The Salaries and Remuneration Commission (SRC) has announced a freeze on salary reviews for all public officers, excluding State officers, for the 2024/2025 financial year.

The decision, effective immediately, is a direct consequence of the government’s tight fiscal position following the withdrawal of the Finance Bill, 2024.

In a statement issued on Thursday, the SRC cited the absence of allocated funds for implementing the proposed remuneration and benefits adjustments as the primary reason for the suspension.

"As a consequence of the emerging fiscal constraints and budget cuts emanating from the withdrawal of the Finance Bill, 2024, the Salaries and Remuneration Commission (SRC) has deferred the implementation of the salary review for all other public officers in the financial year 2024/2025 until further notice, contingent upon the availability of funding," SRC stated.

The commission emphasised its commitment to fiscal responsibility, aligning its decision with the constitutional principle of ensuring the public compensation bill remains sustainable.

"This decision was reached in close consultation with the National Treasury," the SRC stated.

"We recognise the challenges posed by the current economic climate and the need to prioritise public expenditure."

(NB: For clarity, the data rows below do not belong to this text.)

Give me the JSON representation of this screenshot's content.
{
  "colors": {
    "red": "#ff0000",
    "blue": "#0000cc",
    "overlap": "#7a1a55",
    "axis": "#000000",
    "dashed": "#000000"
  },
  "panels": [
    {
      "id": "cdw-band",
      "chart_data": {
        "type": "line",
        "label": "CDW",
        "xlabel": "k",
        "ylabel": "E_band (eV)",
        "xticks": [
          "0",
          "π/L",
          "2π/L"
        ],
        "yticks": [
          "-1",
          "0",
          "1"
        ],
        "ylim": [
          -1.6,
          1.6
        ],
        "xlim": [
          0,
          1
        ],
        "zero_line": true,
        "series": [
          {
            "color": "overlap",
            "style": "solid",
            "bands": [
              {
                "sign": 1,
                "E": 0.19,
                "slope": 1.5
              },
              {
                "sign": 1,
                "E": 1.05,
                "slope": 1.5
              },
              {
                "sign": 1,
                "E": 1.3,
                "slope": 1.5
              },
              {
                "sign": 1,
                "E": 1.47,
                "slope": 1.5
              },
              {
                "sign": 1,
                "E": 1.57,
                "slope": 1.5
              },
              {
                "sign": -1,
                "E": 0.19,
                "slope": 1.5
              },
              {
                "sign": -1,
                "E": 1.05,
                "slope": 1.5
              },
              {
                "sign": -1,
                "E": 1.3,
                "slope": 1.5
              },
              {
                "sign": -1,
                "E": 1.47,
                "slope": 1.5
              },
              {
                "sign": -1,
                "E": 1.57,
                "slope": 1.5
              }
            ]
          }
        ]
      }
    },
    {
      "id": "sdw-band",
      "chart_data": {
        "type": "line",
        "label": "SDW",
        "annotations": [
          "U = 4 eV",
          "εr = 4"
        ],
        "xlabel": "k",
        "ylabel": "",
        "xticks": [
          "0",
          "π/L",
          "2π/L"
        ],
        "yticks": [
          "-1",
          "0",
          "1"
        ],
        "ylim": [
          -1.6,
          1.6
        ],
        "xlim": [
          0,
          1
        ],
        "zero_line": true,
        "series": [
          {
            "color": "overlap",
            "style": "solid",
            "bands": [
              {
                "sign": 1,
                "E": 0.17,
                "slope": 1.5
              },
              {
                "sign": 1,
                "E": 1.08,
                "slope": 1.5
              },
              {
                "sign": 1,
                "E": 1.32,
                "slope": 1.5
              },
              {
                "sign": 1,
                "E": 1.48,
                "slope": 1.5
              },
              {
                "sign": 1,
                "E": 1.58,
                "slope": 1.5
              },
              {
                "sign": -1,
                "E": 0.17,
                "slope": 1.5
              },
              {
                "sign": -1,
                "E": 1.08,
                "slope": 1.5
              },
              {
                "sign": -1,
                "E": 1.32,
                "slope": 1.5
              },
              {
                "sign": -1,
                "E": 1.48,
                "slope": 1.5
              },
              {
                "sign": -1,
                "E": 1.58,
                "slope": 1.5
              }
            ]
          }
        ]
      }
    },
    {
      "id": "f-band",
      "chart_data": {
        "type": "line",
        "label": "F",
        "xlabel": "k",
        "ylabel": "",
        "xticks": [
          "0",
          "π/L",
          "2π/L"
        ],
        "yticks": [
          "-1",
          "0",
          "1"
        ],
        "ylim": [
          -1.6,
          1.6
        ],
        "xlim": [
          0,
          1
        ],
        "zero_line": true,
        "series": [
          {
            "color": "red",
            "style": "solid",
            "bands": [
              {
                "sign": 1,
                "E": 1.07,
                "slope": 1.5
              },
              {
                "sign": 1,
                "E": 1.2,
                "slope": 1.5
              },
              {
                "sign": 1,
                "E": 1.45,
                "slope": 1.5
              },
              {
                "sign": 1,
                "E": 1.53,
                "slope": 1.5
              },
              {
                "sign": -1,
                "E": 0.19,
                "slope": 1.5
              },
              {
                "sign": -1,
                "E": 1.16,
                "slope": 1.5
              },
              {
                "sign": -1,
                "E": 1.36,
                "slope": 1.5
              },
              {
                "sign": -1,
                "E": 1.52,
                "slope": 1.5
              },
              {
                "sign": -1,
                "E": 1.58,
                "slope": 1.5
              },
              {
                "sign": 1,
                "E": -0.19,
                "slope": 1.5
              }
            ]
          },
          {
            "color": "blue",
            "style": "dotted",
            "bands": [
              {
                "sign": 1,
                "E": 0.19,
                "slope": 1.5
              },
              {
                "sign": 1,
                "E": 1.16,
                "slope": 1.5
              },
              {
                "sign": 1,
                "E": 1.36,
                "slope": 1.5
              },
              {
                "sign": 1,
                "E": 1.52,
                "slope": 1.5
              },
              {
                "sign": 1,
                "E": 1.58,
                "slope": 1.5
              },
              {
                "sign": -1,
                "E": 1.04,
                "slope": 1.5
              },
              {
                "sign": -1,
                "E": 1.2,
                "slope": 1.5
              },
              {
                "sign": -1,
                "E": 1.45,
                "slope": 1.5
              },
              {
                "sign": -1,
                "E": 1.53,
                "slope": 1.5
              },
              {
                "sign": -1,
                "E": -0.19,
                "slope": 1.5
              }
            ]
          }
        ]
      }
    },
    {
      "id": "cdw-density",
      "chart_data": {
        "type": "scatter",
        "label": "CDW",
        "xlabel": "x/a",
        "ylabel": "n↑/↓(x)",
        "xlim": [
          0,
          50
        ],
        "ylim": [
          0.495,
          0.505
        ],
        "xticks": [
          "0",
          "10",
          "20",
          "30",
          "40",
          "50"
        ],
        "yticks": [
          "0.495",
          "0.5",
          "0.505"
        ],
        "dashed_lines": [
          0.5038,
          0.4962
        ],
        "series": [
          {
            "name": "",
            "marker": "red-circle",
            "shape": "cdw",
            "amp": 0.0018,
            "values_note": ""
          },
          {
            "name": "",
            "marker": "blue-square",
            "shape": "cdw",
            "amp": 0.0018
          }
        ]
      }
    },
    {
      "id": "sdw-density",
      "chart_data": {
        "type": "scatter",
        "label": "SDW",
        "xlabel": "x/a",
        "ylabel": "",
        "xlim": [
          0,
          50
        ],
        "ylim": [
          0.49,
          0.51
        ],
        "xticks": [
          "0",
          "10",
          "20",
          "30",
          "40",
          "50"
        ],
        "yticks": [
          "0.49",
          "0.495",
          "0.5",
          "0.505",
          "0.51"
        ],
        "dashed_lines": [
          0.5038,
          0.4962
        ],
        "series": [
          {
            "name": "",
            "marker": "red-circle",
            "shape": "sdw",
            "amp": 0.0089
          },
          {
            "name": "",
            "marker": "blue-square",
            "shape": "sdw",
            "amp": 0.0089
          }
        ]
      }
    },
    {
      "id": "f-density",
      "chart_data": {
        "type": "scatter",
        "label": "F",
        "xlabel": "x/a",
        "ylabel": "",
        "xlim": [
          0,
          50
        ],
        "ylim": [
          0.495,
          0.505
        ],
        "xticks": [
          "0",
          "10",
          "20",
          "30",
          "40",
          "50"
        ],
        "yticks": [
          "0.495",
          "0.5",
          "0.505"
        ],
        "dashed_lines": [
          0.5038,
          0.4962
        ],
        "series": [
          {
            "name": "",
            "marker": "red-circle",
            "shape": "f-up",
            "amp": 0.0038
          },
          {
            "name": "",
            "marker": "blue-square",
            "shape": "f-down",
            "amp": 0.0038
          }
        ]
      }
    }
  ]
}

While the freeze is in effect, the SRC has clarified that annual salary notch adjustments within existing pay structures will continue, subject to budgetary constraints.

However, no additional funding will be provided for implementing job evaluation outcomes during this financial year.

Public service institutions with existing Collective Bargaining Agreements (CBAs) that are affected by the salary review suspension are advised to engage with their respective trade unions to address the implications.

The SRC has indicated that the situation will be monitored closely, with a potential review contingent upon increased funding as determined by the National Treasury.

It is worth noting that on 3 July 2024, the SRC, in collaboration with the National Treasury, implemented a similar freeze on salary reviews for all State officers.

This decision was attributed to economic realities, budget cuts, and the need to maintain a sustainable public wage bill.